Synopses & Reviews
In 2010, Don Waters set out to write a magazine story about a surfing icon who had known his absentee father. It was an attempt to find a way of connecting to a man he never knew. He didn't imagine that the story would become a years-long quest to understand a man who left behind almost nothing except for a self-absorbed autobiography for his abandoned son.

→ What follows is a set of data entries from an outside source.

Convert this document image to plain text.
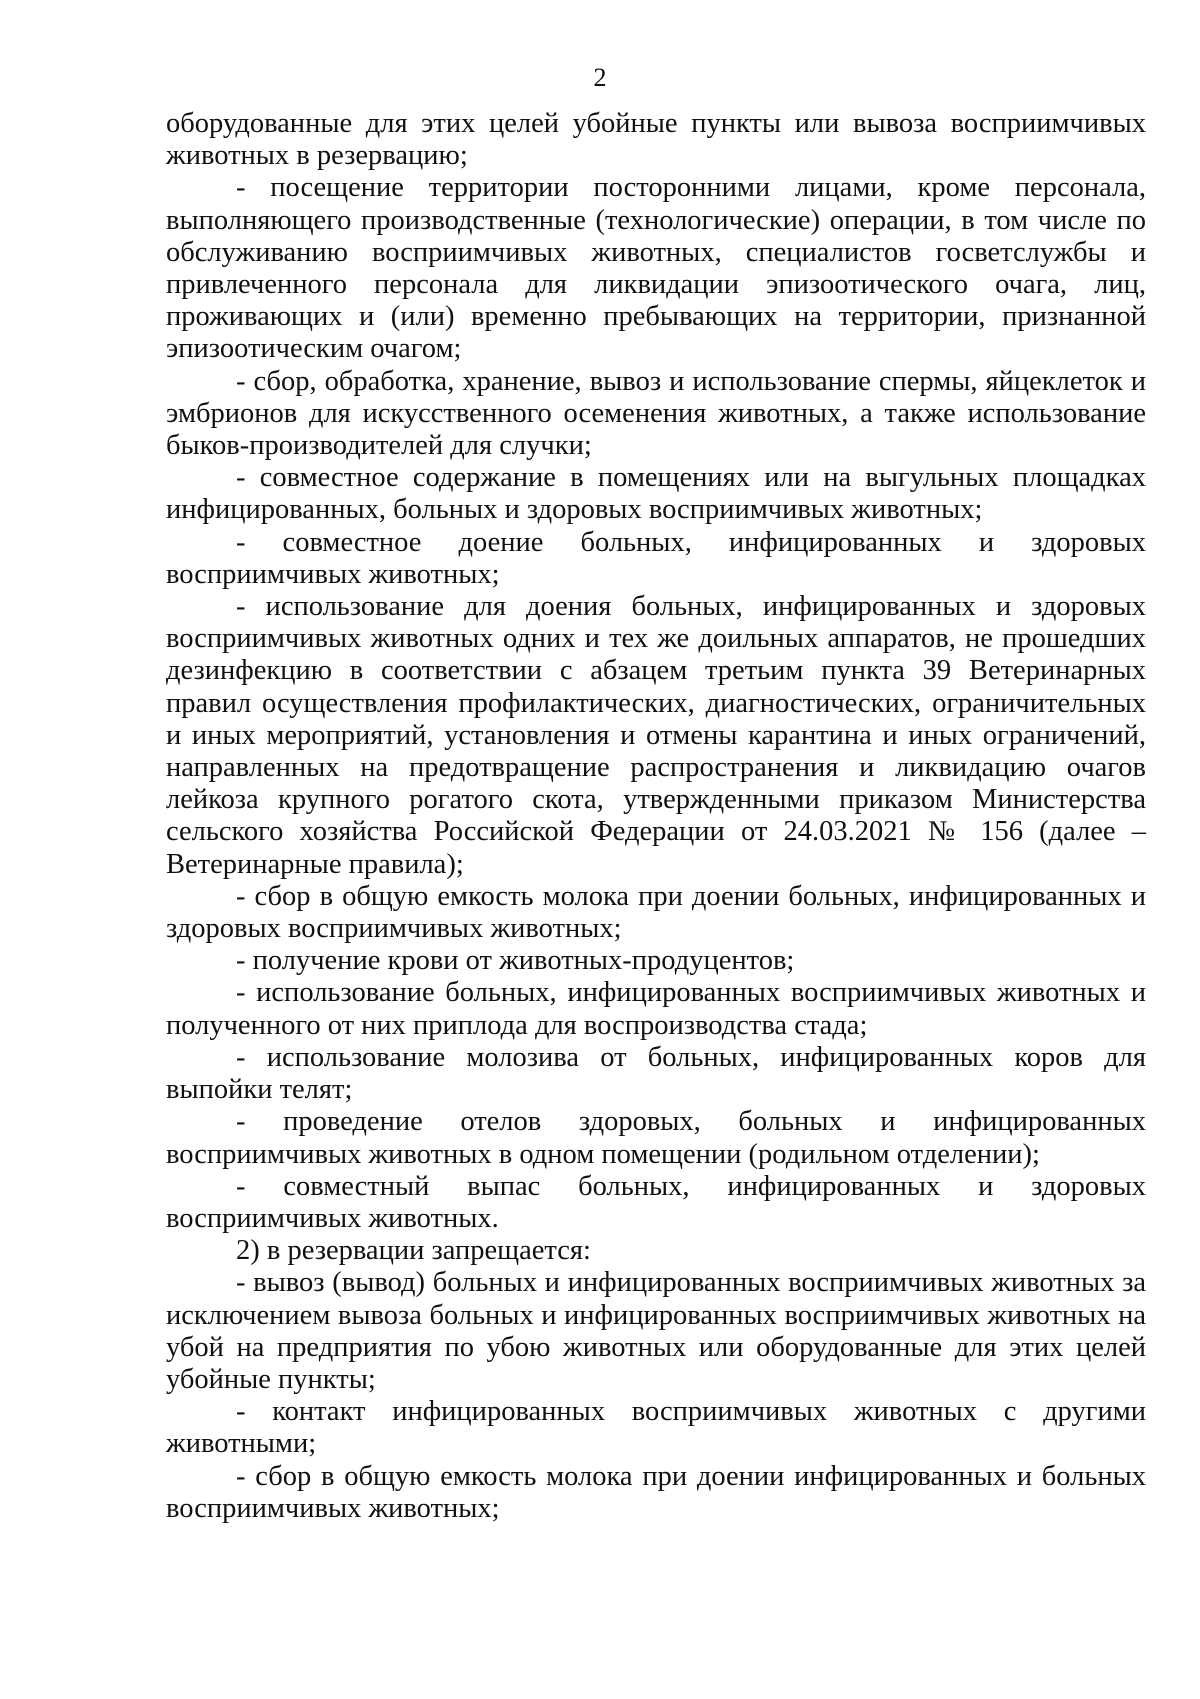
2

оборудованные для этих целей убойные пункты или вывоза восприимчивых животных в резервацию;

- посещение территории посторонними лицами, кроме персонала, выполняющего производственные (технологические) операции, в том числе по обслуживанию восприимчивых животных, специалистов госветслужбы и привлеченного персонала для ликвидации эпизоотического очага, лиц, проживающих и (или) временно пребывающих на территории, признанной эпизоотическим очагом;

- сбор, обработка, хранение, вывоз и использование спермы, яйцеклеток и эмбрионов для искусственного осеменения животных, а также использование быков-производителей для случки;

- совместное содержание в помещениях или на выгульных площадках инфицированных, больных и здоровых восприимчивых животных;

- совместное доение больных, инфицированных и здоровых восприимчивых животных;

- использование для доения больных, инфицированных и здоровых восприимчивых животных одних и тех же доильных аппаратов, не прошедших дезинфекцию в соответствии с абзацем третьим пункта 39 Ветеринарных правил осуществления профилактических, диагностических, ограничительных и иных мероприятий, установления и отмены карантина и иных ограничений, направленных на предотвращение распространения и ликвидацию очагов лейкоза крупного рогатого скота, утвержденными приказом Министерства сельского хозяйства Российской Федерации от 24.03.2021 № 156 (далее – Ветеринарные правила);

- сбор в общую емкость молока при доении больных, инфицированных и здоровых восприимчивых животных;

- получение крови от животных-продуцентов;

- использование больных, инфицированных восприимчивых животных и полученного от них приплода для воспроизводства стада;

- использование молозива от больных, инфицированных коров для выпойки телят;

- проведение отелов здоровых, больных и инфицированных восприимчивых животных в одном помещении (родильном отделении);

- совместный выпас больных, инфицированных и здоровых восприимчивых животных.

2) в резервации запрещается:

- вывоз (вывод) больных и инфицированных восприимчивых животных за исключением вывоза больных и инфицированных восприимчивых животных на убой на предприятия по убою животных или оборудованные для этих целей убойные пункты;

- контакт инфицированных восприимчивых животных с другими животными;

- сбор в общую емкость молока при доении инфицированных и больных восприимчивых животных;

These Boys and Their Fathers touches on Waters's early life with his single mother — and her string of dysfunctional men — and his later search for and encounters with his father, but it quickly expands into a gripping account of the life of a 1930s pulp writer, also named Don Waters, with whom Waters becomes obsessed. This wildly original book blends memoir, investigative reporting, and fiction to sort out difficult aspects of family, masculinity, and what it means to be a father.
Review
"An extraordinarily powerful, moving, and urgent exploration of the crossroads between masculinity, paternity, fantasy, 'truth,' and howling sadness." David Shields, author, Reality Hunger
Review
"Waters shape-shifts among genres, voices, and eras to get at the heart of the matter, which happens to be the hardest human matter of all: how to live at peace with ourselves and our family, both the family we're born into and the family we make for ourselves. This book is one of the wisest, most searching explorations of an individual life I have ever encountered, one whose humanity and heart offer universal appeal." Ben Fountain, author, Billy Lynn's Long Halftime Walk
Review
"There is an empty space on the bookshelf where a search for a father belongs, and Don Waters has written it. As with most
fathers, it is a story of filling in the gaps, reliving memories and imagined memories, and heading to the edge of experience and
truth. Heartbreaking, ambiguous, funny, and wise..." Andrew Sean Greer, Pulitzer Prize-winning author, Less
About the Author
Don Waters is the author of the memoir These Boys and Their Fathers, a novel, Sunland, and two short story collections, The Saints of Rattlesnake Mountain and Desert Gothic, which won the Iowa Short Fiction Award. His fiction has been widely published and anthologized in the Pushcart Prize, Best of the West, and New Stories from the Southwest.
A frequent contributor to the San Francisco Chronicle, he’s written for the New York Times Book Review, Outside, The Believer, Tin House, and Slate, among other publications. Waters is a graduate of the Iowa Writers’ Workshop and teaches at Lewis & Clark College.
He lives in Portland, Oregon with his partner, the writer Robin Romm, and their daughters.